Why Black History Matters

Case #1—Prince Hall Freemasonry


By D. Lanois, Ph.D.


On January 26, 2021, Whoopi Goldberg joined a growing number of celebrities who have dawned African American fraternal organizations paraphernalia without being a member of these organizations. Goldberg wore a Prince Hall Masonic sweater on her show The View that led to her being barraged by Black Twitter for having such a huge faux pas forcing her to somewhat apologize the next day. In her apology, Goldberg stated that she will not wear it again but added, “I don’t know what the connotations are or why people are upset.” This is Why Black History Matters--to help her and others understand the connotations and the why.
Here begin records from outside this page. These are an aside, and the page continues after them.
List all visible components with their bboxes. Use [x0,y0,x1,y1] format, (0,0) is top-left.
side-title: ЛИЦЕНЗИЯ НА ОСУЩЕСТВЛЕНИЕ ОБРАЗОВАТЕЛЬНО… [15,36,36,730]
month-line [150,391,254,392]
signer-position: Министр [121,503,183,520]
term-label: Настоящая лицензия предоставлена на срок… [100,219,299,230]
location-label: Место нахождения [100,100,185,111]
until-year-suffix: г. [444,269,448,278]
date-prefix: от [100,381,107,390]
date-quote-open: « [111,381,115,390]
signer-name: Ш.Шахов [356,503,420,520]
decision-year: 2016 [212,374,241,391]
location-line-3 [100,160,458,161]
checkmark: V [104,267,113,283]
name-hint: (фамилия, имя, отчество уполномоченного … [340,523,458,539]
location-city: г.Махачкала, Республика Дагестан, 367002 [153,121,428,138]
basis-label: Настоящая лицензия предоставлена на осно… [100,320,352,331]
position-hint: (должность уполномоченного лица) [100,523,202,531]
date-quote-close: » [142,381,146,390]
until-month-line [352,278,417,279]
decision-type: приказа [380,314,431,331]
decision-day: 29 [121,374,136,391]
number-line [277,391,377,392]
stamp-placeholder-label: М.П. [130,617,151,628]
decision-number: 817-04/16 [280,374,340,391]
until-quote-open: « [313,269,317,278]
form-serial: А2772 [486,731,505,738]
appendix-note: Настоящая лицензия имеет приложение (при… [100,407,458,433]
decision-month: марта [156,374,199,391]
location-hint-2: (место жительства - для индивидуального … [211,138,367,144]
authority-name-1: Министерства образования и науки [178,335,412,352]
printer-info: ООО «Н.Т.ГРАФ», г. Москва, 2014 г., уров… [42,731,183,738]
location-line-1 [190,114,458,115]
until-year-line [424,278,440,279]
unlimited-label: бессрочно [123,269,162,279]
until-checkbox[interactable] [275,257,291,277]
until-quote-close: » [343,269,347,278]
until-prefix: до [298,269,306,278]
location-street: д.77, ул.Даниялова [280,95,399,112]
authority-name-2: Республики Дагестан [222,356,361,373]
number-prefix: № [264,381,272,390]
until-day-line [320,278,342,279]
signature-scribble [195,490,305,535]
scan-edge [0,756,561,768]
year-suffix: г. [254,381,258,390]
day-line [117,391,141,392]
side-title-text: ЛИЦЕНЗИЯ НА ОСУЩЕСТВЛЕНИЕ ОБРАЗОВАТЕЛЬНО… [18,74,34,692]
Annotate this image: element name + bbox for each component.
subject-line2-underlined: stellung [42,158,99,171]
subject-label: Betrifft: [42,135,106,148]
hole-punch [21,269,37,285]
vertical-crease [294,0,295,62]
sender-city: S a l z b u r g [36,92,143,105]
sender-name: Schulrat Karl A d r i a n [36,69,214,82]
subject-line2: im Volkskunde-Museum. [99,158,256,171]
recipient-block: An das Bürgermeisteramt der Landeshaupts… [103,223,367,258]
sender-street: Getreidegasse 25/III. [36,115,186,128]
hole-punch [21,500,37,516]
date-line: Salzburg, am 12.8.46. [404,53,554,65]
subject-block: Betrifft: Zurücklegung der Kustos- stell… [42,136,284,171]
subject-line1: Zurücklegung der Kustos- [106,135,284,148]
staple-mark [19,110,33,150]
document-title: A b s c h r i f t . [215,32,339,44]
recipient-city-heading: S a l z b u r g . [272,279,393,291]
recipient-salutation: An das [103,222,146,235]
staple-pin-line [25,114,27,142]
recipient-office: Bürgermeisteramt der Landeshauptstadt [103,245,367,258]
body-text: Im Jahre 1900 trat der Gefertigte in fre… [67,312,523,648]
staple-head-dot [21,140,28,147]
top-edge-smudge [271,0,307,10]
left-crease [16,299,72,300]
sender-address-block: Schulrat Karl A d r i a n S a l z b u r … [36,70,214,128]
On March 6, 1775, Prince Hall and fourteen others were initiated into Freemasonry and giving birth to African Freemasonry. Whites in the soon to be US had denied them entry solely because they were men of African descent. The named changed to Prince Hall because he was a steadfast advocate for African American freedom, humanity, and fight for social justice. He demanded for the abolishment of slavery, public education for African American children, and helped Belinda receive her pension. Prince Hall embedded the fight for human rights and social justice into the organization.



Prince Hall

The organization continued to fight for African Americans and taking into its ranks some of the most famous African Americans. However, African American history is made up of men and women who are little known and the members of Prince Hall Freemasonry became a silent and dignified army dedicated to fraternal love, human rights, and social justice. During the 20th century, the organization had to fight to exist in the South because white Southerners outlawed their use of the name, insignia, and all paraphernalia. Black fraternal organizations took their white counterparts all the way to the Supreme Court and gave African Americans one of their first victories in the Supreme Court.


Ms. Goldberg, it matters because wearing that name and symbols reflect the fight these men have had for over almost two and half centuries against racism, for human rights, social justice, and the very right to wear it. As a member of the organization, the legacy of men such as Medgar Evers (you played his widow), Thurgood Marshall, Charles H. Houston, John Wesley Dobbs, W. E. B. Dubois, Booker T. Washington, Bishop Henry McNeal Turner, Major Martin Delany, Reverend Absalom Jones, and Bishop Richard Allen to name a few are the giant shoulders we stand upon, and only members who have been initiated, passed, and raised have the right to wear the emblem with the name.   

Dr. Derrick A. Lanois is an Assistant Professor of African American History at Norfolk State University.